The Secret Scriptures by Sebastian Barry

The Secret Scripture by Sebastian Barry won the James Tait Black Memorial Prize in 2008, which is why I was reading it. I had no idea what it was about and I must admit that I was a wee bit disappointed when I realised that the setting is Ireland and features a female inmate of a mental hospital. It sounded like a depressing read to me, it’s not actually depressing but is very sad in parts and given the way women have been treated over the years there, that was inevitable, but the writing is very good.

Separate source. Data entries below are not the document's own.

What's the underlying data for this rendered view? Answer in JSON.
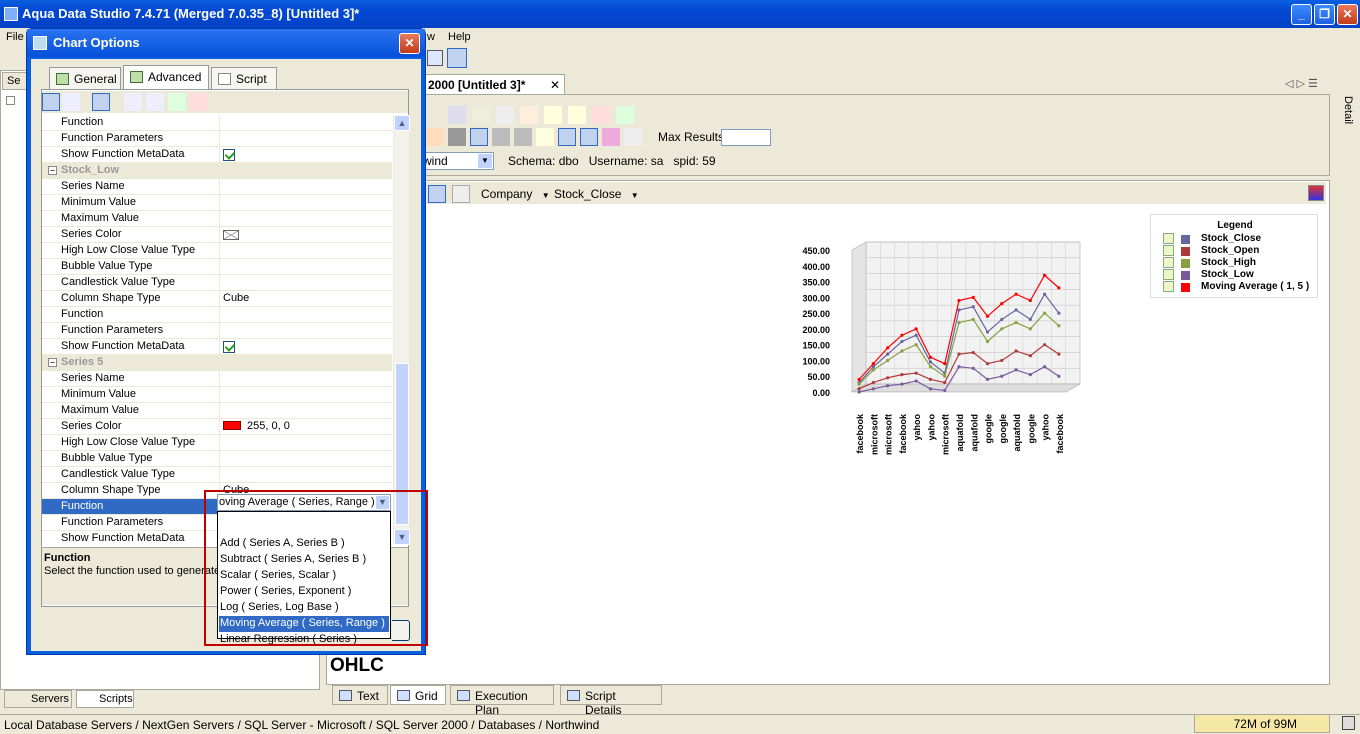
{
  "app": {
    "title": "Aqua Data Studio 7.4.71 (Merged 7.0.35_8) [Untitled 3]*"
  },
  "menubar": {
    "file": "File",
    "w": "w",
    "help": "Help"
  },
  "left_panel": {
    "tab1": "Se",
    "servers_tab": "Servers",
    "scripts_tab": "Scripts"
  },
  "document": {
    "tab_title": "r 2000 [Untitled 3]*",
    "max_results_label": "Max Results:",
    "max_results_value": "",
    "database": "wind",
    "schema_label": "Schema:",
    "schema": "dbo",
    "username_label": "Username:",
    "username": "sa",
    "spid_label": "spid:",
    "spid": "59",
    "right_panel_label": "Detail"
  },
  "chart_toolbar": {
    "company": "Company",
    "stock_close": "Stock_Close"
  },
  "bottom_tabs": [
    "Text",
    "Grid",
    "Execution Plan",
    "Script Details"
  ],
  "ohlc_label": "OHLC",
  "status": {
    "path": "Local Database Servers / NextGen Servers / SQL Server - Microsoft / SQL Server 2000 / Databases / Northwind",
    "memory": "72M of 99M"
  },
  "dialog": {
    "title": "Chart Options",
    "tabs": [
      "General",
      "Advanced",
      "Script"
    ],
    "rows": [
      {
        "k": "Function",
        "v": "",
        "type": "row"
      },
      {
        "k": "Function Parameters",
        "v": "",
        "type": "row"
      },
      {
        "k": "Show Function MetaData",
        "v": "",
        "type": "check"
      },
      {
        "k": "Stock_Low",
        "type": "sect"
      },
      {
        "k": "Series Name",
        "v": "",
        "type": "row"
      },
      {
        "k": "Minimum Value",
        "v": "",
        "type": "row"
      },
      {
        "k": "Maximum Value",
        "v": "",
        "type": "row"
      },
      {
        "k": "Series Color",
        "v": "",
        "type": "env"
      },
      {
        "k": "High Low Close Value Type",
        "v": "",
        "type": "row"
      },
      {
        "k": "Bubble Value Type",
        "v": "",
        "type": "row"
      },
      {
        "k": "Candlestick Value Type",
        "v": "",
        "type": "row"
      },
      {
        "k": "Column Shape Type",
        "v": "Cube",
        "type": "row"
      },
      {
        "k": "Function",
        "v": "",
        "type": "row"
      },
      {
        "k": "Function Parameters",
        "v": "",
        "type": "row"
      },
      {
        "k": "Show Function MetaData",
        "v": "",
        "type": "check"
      },
      {
        "k": "Series 5",
        "type": "sect"
      },
      {
        "k": "Series Name",
        "v": "",
        "type": "row"
      },
      {
        "k": "Minimum Value",
        "v": "",
        "type": "row"
      },
      {
        "k": "Maximum Value",
        "v": "",
        "type": "row"
      },
      {
        "k": "Series Color",
        "v": "255, 0, 0",
        "type": "color"
      },
      {
        "k": "High Low Close Value Type",
        "v": "",
        "type": "row"
      },
      {
        "k": "Bubble Value Type",
        "v": "",
        "type": "row"
      },
      {
        "k": "Candlestick Value Type",
        "v": "",
        "type": "row"
      },
      {
        "k": "Column Shape Type",
        "v": "Cube",
        "type": "row"
      },
      {
        "k": "Function",
        "v": "",
        "type": "selrow"
      },
      {
        "k": "Function Parameters",
        "v": "",
        "type": "row"
      },
      {
        "k": "Show Function MetaData",
        "v": "",
        "type": "row"
      }
    ],
    "desc_title": "Function",
    "desc_text": "Select the function used to generate",
    "dropdown_value": "oving Average ( Series, Range )",
    "dropdown_options": [
      "",
      "Add ( Series A, Series B )",
      "Subtract ( Series A, Series B )",
      "Scalar ( Series, Scalar )",
      "Power ( Series, Exponent )",
      "Log ( Series, Log Base )",
      "Moving Average ( Series, Range )",
      "Linear Regression ( Series )"
    ],
    "dropdown_selected": 6
  },
  "chart_data": {
    "type": "line",
    "title": "",
    "categories": [
      "facebook",
      "microsoft",
      "microsoft",
      "facebook",
      "yahoo",
      "yahoo",
      "microsoft",
      "aquafold",
      "aquafold",
      "google",
      "google",
      "aquafold",
      "google",
      "yahoo",
      "facebook"
    ],
    "yticks": [
      "450.00",
      "400.00",
      "350.00",
      "300.00",
      "250.00",
      "200.00",
      "150.00",
      "100.00",
      "50.00",
      "0.00"
    ],
    "ylim": [
      0,
      450
    ],
    "legend_title": "Legend",
    "legend_position": "top-right",
    "series": [
      {
        "name": "Stock_Close",
        "color": "#6666a0",
        "values": [
          30,
          80,
          120,
          160,
          180,
          95,
          60,
          260,
          270,
          190,
          230,
          260,
          230,
          310,
          250
        ]
      },
      {
        "name": "Stock_Open",
        "color": "#b03a3a",
        "values": [
          10,
          30,
          45,
          55,
          60,
          40,
          30,
          120,
          125,
          90,
          100,
          130,
          115,
          150,
          120
        ]
      },
      {
        "name": "Stock_High",
        "color": "#88a040",
        "values": [
          25,
          70,
          100,
          130,
          150,
          80,
          50,
          220,
          230,
          160,
          200,
          220,
          200,
          250,
          210
        ]
      },
      {
        "name": "Stock_Low",
        "color": "#7a5a9a",
        "values": [
          0,
          10,
          20,
          25,
          35,
          10,
          5,
          80,
          75,
          40,
          50,
          70,
          55,
          80,
          50
        ]
      },
      {
        "name": "Moving Average ( 1, 5 )",
        "color": "#ff0000",
        "values": [
          40,
          90,
          140,
          180,
          200,
          110,
          90,
          290,
          300,
          240,
          280,
          310,
          290,
          370,
          330
        ]
      }
    ]
  }
}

Roseanne is thought to be almost 100 years old and has lived for most of her life in a mental hospital, but the hospital is due for demolition, that’s a bit of a worry for her as she has been writing her lifetime’s experiences down and has it all hidden under a loose floorboard in her room. How can she save it when the time comes for her to move?

Dr Grene is the psychiatrist who heads the hospital and he visits Roseanne just about every afternoon to chat to her, and has done for years. He’s intrigued by her case and fears that she might be one of those women incarcerated because she had upset her family or society in some way. He wonders if she should be moved to some sort of care in the community rather than into another mental hospital. He’s on a mission to find out what happened in her past, but her medical notes are unreadable because of the attentions of damp and mice.

Inevitably a priest was at the back of it all. The experiences of women in Ireland weren’t very different from those in parts of the Middle East now. I’m convinced that all religions were originally concocted to keep all women down.

Both strands of the book are told through their journals. Dr Grene’s wife has died recently, they had been estranged, and he’s to blame for that, so his conscience is bothering him. He writes about the early years of his marriage when they were so in love.

I’m sure that this observation from Dr Grene’s commonplace book is so true:

“There has never been a person in an old people’s home that hasn’t looked around dubiously at the other inhabitants. They are the old ones, they are the club that no one wants to join. But we are never old to ourselves. That is because at close of the day the ship we sail in is the soul, not the body.”

Dr Grene is an agnostic, but he still writes of the soul.